Editor’s Note: On August 17, one day after this story was published, The U Experience announced it would host its program at the Waterstone Resort & Marina in Boca Raton, FL.
Last week, two Princeton alumni garnered national attention for plans to create two ‘bubble’ campuses in Hawaiʻi and Arkansas, just as the University announced that all fall instruction would be remote.
After widespread backlash from local Hawaiʻi residents, the alumni’s business idea, titled ‘The U Experience,’ will no longer come to fruition at either property.
Lane Russell ’18 and Adam Bragg ’16 started The U Experience in response to many colleges’ decisions to conduct fully virtual fall semesters. They planned to house about 150 college students, who would take classes online in a ‘bubble’ hotel, where they could “come to live out the college experience with total peace of mind,” according to the company’s website.
On the same day Russell appeared on CNN, a seven-member team of Hawaiʻi residents published a Change.org petition titled “Stop Bringing Nonresident Students to Hawaiʻi During a Pandemic,” which garnered over 11,000 signatures in just three days.
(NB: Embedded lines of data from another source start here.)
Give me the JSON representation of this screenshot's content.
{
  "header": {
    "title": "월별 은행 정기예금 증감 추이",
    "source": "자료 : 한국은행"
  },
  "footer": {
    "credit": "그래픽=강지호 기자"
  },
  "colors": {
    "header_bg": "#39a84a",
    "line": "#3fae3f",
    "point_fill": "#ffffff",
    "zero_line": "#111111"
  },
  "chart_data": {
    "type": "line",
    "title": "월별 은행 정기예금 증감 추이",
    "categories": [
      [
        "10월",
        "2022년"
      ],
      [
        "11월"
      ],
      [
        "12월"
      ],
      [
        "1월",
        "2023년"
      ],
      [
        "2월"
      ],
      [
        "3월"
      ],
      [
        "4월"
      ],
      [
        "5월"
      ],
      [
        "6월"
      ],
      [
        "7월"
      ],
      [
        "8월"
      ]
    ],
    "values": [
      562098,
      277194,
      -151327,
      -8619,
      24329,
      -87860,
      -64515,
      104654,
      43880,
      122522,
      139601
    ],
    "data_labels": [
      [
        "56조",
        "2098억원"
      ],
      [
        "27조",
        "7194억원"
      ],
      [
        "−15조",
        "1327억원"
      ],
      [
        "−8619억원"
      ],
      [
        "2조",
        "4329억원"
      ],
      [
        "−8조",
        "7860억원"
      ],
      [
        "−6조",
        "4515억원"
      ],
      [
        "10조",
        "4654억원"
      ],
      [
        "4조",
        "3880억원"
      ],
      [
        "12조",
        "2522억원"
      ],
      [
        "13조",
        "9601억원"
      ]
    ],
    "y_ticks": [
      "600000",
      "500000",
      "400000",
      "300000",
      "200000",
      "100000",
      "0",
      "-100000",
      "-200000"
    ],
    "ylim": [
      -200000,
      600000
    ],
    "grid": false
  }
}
According to Lexi Figueroa, who helped write the petition, the authors also received an outpouring of support from non-residents, including University alumni, who expressed opposition to The U Experience, citing the “selfish, irresponsible, and disrespectful nature of this project.”
“We only have 340 ICU beds to service the entire population of Oʻahu,” the team behind the petition wrote to the ‘Prince.’ “A single outbreak in a The U Experience ‘bubble’ would deplete nearly half of our health resources.” In total, Oʻahu has a population of nearly one million.
On Aug. 11, the U Experience announced that it had suspended plans with Park Shore Waikīkī and Graduate Fayetteville — just four days after the Business Insider feature.
In their Aug. 11 update, The U Experience team maintained, “our goal is to disrupt education, not local communities.”